Solaris / Resizing LVM PVs (was: Debian experiences)

Tom Buskey tom at buskey.name
Sun Nov 5 22:42:06 EST 2006


On 11/5/06, Ben Scott <dragonhawk at gmail.com> wrote:
> On 11/5/06, Tom Buskey <tom at buskey.name> wrote:
> >> Who wants a
> >> half-height, 18 GB SCSI drive, these days?
> >
> > Someone who runs older hardware at home
>
>   Yah, I used to do that, too.  But when you can get a PATA disk
> that's two orders of magnitude larger in capacity, half the size
> physically, a quarter of the heat and noise output, and five times
> faster, it gets hard to justify even "free" old hardware.

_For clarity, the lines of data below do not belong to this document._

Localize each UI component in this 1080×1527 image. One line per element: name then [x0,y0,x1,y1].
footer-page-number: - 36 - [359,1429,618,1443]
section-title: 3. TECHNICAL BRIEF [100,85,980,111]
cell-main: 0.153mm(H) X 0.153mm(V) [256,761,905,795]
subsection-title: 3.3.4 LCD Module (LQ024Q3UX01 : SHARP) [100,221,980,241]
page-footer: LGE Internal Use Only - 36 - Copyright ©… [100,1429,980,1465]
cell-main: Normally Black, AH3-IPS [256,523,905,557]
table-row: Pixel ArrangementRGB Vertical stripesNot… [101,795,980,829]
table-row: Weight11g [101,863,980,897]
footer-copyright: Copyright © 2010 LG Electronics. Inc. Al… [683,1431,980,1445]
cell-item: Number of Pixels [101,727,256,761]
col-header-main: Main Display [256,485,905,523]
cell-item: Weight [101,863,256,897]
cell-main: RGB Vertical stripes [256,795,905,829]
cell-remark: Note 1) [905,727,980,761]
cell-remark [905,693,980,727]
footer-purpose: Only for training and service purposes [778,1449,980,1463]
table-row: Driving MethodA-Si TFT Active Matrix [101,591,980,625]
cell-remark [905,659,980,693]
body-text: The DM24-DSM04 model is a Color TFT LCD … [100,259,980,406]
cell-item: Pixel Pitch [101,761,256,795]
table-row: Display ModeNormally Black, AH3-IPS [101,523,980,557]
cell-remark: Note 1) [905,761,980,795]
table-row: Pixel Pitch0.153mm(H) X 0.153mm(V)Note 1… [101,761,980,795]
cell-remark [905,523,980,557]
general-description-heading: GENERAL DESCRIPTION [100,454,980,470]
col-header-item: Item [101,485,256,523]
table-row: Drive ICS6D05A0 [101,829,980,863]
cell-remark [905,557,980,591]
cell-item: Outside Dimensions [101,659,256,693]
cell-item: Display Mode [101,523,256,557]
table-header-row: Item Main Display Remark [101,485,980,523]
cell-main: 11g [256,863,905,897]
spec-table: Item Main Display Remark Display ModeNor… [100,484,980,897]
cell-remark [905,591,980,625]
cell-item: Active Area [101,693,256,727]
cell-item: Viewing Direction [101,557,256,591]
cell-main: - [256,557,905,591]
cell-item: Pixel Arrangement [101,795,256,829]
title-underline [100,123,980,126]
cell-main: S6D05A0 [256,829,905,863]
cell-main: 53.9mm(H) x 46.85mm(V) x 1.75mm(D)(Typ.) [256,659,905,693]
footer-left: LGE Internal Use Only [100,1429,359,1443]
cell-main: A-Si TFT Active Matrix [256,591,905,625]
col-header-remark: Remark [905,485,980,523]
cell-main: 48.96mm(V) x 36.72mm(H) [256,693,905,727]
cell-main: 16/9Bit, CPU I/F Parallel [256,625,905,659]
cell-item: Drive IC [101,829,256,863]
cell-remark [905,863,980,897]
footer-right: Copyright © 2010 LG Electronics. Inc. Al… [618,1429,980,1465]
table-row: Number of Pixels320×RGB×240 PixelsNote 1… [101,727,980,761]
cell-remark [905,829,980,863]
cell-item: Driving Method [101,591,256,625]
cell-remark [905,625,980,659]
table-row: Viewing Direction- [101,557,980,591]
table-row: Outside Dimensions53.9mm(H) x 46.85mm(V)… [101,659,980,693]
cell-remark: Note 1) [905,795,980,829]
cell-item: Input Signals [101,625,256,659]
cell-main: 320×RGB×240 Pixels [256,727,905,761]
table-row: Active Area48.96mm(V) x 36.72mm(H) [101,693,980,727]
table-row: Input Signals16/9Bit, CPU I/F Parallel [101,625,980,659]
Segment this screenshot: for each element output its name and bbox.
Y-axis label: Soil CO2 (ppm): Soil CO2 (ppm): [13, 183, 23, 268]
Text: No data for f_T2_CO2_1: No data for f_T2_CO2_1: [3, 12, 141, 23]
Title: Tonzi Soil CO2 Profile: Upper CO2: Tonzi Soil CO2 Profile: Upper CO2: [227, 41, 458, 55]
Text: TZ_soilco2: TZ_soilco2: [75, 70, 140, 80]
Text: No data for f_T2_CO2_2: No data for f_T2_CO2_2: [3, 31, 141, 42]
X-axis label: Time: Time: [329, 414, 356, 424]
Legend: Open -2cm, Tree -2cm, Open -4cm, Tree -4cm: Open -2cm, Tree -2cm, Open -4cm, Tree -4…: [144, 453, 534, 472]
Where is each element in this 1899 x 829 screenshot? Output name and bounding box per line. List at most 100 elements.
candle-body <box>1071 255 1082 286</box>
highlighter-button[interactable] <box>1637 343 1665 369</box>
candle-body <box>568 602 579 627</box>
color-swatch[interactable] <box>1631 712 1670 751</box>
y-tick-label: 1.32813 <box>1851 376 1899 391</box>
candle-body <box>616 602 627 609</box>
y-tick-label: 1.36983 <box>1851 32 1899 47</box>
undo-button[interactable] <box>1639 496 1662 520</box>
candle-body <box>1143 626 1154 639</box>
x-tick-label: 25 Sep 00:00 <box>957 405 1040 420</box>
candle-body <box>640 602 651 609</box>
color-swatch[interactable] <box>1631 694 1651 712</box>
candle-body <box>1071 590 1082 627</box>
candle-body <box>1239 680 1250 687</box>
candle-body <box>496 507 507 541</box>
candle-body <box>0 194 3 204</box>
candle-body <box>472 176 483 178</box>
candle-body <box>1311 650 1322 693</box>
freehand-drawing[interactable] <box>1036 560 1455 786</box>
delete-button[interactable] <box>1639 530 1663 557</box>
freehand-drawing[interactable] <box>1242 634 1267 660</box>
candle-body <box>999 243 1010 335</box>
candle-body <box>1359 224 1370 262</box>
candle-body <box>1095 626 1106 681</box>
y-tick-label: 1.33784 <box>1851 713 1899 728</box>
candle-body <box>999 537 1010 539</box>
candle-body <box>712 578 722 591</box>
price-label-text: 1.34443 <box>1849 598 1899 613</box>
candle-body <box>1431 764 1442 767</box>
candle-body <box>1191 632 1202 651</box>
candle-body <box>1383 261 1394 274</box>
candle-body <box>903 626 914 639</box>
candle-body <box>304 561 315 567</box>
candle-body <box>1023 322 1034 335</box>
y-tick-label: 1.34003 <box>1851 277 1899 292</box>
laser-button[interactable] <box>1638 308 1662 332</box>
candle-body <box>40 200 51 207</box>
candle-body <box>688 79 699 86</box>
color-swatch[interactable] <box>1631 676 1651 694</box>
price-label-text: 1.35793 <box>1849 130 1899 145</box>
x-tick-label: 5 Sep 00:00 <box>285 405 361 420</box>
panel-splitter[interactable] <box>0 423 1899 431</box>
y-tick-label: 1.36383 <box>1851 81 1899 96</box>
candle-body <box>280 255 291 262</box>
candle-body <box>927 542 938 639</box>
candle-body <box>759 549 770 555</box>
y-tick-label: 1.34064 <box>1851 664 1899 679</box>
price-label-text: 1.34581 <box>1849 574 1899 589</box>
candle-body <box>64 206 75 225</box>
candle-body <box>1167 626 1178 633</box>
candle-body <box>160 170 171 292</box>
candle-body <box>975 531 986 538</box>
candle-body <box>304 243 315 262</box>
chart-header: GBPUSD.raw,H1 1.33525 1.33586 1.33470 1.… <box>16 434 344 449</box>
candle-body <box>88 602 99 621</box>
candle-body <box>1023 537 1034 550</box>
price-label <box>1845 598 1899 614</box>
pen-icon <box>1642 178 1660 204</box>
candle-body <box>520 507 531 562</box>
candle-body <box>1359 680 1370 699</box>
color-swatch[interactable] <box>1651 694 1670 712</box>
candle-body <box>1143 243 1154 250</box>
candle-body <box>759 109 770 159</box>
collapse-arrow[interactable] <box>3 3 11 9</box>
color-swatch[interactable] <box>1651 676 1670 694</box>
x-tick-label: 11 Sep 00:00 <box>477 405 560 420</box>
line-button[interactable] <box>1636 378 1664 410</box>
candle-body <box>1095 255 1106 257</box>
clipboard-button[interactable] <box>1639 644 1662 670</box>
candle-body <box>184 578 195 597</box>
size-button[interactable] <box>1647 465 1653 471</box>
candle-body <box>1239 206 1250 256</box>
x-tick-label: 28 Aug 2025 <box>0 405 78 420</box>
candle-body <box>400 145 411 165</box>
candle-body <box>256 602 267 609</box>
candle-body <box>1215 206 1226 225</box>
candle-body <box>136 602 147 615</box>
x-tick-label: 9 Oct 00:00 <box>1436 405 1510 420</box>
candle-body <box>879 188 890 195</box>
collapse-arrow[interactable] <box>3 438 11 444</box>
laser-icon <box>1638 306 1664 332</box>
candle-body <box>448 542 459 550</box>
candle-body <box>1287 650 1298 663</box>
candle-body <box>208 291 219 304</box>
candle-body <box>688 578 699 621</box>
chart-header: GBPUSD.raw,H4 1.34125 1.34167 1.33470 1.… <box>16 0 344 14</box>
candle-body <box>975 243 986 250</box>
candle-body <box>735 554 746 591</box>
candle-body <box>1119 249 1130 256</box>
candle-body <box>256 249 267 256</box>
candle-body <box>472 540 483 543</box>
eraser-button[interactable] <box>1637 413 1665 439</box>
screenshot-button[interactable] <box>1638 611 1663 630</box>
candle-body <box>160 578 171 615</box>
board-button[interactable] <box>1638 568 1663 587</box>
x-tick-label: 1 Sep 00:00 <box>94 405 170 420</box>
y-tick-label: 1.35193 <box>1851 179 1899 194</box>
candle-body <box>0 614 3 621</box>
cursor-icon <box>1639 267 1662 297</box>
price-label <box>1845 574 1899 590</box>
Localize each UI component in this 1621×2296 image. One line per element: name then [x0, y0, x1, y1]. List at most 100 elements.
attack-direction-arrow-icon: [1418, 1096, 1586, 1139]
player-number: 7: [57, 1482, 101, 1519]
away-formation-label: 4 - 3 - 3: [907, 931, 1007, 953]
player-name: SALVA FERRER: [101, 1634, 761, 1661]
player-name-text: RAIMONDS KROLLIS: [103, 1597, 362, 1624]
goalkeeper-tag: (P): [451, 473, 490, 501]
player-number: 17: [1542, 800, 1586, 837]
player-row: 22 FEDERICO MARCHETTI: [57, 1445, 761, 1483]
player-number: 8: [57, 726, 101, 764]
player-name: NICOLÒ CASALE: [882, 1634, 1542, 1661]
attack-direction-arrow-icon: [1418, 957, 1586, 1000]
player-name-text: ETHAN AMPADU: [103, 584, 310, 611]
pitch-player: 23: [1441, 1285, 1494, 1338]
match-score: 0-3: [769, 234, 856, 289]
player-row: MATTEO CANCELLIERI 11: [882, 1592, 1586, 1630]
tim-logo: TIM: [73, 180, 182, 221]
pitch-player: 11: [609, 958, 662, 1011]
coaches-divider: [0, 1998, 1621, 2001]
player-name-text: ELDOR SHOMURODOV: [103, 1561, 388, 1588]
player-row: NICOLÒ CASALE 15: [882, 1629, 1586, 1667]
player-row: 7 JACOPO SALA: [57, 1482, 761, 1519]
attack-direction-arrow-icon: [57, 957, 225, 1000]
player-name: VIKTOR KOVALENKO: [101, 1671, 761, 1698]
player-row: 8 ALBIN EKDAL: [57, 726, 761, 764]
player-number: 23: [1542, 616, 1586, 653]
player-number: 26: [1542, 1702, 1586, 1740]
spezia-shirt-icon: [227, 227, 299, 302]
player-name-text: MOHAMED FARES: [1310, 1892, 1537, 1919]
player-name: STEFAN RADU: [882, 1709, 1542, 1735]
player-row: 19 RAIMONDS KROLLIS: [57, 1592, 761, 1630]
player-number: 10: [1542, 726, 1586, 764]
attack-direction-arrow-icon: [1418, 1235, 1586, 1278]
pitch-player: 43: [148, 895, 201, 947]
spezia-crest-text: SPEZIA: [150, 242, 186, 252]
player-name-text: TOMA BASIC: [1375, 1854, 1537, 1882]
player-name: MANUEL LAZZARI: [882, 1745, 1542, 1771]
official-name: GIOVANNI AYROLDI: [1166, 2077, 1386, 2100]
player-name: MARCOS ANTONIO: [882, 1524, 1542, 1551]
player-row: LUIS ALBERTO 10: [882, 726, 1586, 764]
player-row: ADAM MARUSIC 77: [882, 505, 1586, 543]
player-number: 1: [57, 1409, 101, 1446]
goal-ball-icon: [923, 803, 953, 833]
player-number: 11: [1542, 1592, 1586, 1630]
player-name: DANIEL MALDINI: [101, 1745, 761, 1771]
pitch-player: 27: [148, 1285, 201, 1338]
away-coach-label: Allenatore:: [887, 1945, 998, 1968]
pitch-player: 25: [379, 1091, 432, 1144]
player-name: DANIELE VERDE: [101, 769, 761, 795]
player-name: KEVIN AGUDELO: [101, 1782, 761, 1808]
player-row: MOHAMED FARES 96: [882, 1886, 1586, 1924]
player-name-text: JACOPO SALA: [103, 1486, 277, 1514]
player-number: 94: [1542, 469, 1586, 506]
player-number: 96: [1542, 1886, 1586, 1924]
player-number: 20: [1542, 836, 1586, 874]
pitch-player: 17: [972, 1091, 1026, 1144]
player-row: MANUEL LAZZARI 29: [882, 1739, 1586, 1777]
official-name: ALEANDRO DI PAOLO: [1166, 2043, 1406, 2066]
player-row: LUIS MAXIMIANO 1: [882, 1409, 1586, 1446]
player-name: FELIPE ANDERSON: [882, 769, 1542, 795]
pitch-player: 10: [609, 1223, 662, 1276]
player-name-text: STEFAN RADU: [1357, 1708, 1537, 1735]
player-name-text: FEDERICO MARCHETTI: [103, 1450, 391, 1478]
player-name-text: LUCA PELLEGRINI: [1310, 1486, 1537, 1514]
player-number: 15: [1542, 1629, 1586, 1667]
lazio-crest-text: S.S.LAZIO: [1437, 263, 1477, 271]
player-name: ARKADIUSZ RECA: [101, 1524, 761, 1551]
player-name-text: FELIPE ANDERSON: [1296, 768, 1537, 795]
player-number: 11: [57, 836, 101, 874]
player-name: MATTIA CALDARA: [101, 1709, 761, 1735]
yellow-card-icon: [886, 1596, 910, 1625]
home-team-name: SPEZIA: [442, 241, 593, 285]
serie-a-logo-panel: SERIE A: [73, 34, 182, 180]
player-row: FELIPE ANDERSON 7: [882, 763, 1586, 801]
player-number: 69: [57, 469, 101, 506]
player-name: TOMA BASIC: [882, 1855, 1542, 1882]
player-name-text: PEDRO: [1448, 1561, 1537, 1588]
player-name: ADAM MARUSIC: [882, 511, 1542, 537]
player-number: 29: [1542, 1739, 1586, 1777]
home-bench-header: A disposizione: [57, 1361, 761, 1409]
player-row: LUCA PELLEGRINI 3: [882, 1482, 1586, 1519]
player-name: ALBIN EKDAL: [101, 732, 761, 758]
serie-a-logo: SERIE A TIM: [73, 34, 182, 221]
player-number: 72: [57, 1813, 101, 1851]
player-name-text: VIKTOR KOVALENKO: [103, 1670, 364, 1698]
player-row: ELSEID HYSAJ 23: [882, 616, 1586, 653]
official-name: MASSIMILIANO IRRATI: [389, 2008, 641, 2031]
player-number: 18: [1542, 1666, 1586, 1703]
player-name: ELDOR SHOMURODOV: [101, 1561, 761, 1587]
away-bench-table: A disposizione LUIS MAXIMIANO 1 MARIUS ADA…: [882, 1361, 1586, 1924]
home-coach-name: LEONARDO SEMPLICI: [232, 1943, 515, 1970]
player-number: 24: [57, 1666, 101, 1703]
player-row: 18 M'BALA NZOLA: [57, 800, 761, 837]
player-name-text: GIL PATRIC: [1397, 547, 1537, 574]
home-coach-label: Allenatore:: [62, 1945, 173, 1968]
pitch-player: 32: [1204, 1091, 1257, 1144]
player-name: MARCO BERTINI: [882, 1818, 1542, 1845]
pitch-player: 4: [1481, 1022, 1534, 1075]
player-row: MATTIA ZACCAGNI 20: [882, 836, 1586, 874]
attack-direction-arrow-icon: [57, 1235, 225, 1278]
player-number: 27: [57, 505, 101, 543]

For disk drives, yeah.  But how much CPU do you really need for a file
server/dns/dhcp/web/a few other things?

> > I have a bunch of SATA drives in a "box" with a fan and a PC power
> > supply.  Long 42" SATA cables run from it to the controller in my home
> > server.
>
>   Yup, and with eSATA starting to take off, I expect this will become

I don't get what the deal is with eSATA.  I think it's just an
external port?  I have controller to 5" SATA extender cable, then 42"
SATA cable to disk.

> more and more common.  (Though I do wish something like Firewire had
> won out instead.  It would be nice to have just *one* cable running
> between the boxes.)

Yeah.  Well, there *is* USB 2.0.

> > That could be done with SCSI even more easily; one cable
> > going back to the controller.
>
>   Yup.  Old trick, and a great use for that extra AT tower case you
> had sitting around.  But see above about the march of hardware.  You
> can have the giant external SCSI JBOX, or a single PATA disk which
> holds twice as much.

Or, take that AT tower, stuff it with disks (primaryies, not
secondaries), controllers, fans and a gigabit ethernet card.  Throw
Linux in it w/ iSCSI target and RAID-5 and LVM the disks.  Or not.

Throw gigabit ethernet in your server and iSCSI initiator.  You have a SAN.

The hard part of that is cooling, power and monitoirng.  But it works.